While we don’t have too many ratings for plugins on average (another UX challenge), there is nevertheless data to create an app store style “top rated” list. As well as show a carousel of featured plugins:

Top Rated & Featured XrmToolBox plugins in the Store view

For all of those who aren’t yet using XrmToolBox, there’s a short getting started page with sections on what, why, installation, plugin management, connections, and FAQ:

That’s about it. Check it out and do let me know what you think!

How is this thing built?

It’s all vibes.🙈

This all started in September when I was experimenting with Lovable and how it could build a modern UI on top of some existing data source. I had a static JSON file with all the XrmToolBox plugin details and gave that to AI. The result was shockingly good. After a one-shot prompt like this one below, I already had basically what’s now the Feed view on the xrm.jukkan.com site.

Then, after a few tweaks, I put the artifacts in a GitHub repo. This allowed me to continue working with other AI coding tools like Claude Code. While Lovable is great for the one-shot PoC creation, I haven’t fallen in love with the general approach of how this hot Swedish startup offers their tooling. But for many people, it’s probably all you’d need. Me, I like to experiment with things and have found Claude to be a pretty good AI assistant to turn my ideas into code.

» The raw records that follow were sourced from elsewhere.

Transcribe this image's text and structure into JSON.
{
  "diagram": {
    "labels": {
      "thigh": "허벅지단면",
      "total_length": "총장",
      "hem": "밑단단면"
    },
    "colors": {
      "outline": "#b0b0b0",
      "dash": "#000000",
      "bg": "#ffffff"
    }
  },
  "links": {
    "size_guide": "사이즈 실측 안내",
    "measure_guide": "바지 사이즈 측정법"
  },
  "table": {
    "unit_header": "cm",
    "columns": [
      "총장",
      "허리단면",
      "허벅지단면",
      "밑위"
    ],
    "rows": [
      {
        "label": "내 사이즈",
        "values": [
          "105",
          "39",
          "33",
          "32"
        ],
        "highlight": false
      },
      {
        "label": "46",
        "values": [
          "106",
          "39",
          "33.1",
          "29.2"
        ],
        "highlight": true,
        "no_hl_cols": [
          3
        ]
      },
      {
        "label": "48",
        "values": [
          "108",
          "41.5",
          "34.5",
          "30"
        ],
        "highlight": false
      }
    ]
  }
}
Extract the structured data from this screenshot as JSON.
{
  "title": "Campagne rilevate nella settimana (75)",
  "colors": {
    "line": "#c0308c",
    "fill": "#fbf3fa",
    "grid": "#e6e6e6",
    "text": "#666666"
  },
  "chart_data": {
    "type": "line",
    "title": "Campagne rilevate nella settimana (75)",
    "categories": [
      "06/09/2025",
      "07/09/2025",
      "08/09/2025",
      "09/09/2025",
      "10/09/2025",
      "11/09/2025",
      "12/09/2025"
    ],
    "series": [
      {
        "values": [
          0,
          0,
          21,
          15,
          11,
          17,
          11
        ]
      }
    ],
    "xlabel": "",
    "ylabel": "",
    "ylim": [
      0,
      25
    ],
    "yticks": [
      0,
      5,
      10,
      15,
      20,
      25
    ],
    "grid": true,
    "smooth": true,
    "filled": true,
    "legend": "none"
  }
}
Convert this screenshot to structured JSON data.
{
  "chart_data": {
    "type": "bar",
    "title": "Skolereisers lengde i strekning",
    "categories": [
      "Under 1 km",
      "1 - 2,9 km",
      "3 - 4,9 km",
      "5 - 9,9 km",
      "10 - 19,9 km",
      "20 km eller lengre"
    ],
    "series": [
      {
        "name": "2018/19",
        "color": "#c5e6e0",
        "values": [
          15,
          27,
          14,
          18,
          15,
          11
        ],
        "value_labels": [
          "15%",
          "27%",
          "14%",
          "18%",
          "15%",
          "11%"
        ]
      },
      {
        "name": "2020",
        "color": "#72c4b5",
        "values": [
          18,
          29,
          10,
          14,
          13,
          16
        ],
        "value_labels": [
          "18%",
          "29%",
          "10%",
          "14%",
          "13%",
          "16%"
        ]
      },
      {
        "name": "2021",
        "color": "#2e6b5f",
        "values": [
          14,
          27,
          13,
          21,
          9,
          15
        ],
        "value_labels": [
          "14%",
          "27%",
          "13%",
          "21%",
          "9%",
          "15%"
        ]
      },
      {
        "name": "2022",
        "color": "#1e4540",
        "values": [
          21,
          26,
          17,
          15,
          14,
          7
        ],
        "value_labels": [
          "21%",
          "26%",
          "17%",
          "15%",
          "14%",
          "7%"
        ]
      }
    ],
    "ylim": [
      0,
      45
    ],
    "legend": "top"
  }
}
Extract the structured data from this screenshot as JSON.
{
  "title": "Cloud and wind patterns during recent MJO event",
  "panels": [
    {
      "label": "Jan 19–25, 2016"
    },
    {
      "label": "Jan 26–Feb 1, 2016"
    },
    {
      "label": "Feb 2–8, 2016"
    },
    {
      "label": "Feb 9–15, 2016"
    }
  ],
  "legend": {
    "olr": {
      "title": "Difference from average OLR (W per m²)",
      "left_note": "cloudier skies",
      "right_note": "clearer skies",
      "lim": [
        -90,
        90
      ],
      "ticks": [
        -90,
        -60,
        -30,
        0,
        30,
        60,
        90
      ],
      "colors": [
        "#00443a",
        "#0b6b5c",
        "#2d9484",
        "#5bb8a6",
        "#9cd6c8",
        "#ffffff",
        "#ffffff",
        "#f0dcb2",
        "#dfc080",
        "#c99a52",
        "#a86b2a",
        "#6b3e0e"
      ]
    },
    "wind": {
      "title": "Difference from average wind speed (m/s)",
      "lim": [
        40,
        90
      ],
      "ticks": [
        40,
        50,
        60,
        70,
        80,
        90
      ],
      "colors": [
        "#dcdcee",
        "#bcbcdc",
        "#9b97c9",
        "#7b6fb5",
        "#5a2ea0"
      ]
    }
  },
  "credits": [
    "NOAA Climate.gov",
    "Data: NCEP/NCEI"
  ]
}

Claude Code’s commit for building the App Store style view.

The plugin data itself is retrieved using a legacy feature from the Power Apps Portals era: OData feeds. Since the XrmToolBox site is fairly old by now, it still offers the ability to read an unauthenticated feed of data from Dataverse tables that are configured to be public. So, I “hacked” the feed URL and configured a daily GitHub Action to go and retrieve the plugin data as JSON.

A few months ago, I would not have been able to do any of this. It’s not a matter of the information not being out there on the web. Yeah, templates for generic React sites like this surely exist somewhere. Generative AI is not about inventing anything brand new; rather, it’s about remixing the content that has been published before and offering it in an ultra-personalized experience via a chatbot.

I still have zero skills in setting up something like this without Claude & friends, yet it allows me to explore possibilities beyond the GUI. I would never build something on top of non-public data with just prompts and vibes. Yet putting a website out there is, to me, a safe enough approach to experiment with how LLMs can help citizens and low-coders create new tools for themselves.

What’s next?

This project is on GitHub, of course. You’re welcome to have a look at what my AI buddies and I have built. If you encounter problems or have ideas about how to improve it, the issues are a great place to communicate them.

If it’s been a while since you’ve looked at what’s new in XrmToolBox, start by checking out the recently updated plugins in the catalog. If you see something that seems valuable, then install it, try it, review it, and tell the tool makers you appreciate their efforts. We don’t all need to be writing code to make a difference — sometimes just telling the world about what you’ve discovered is enough.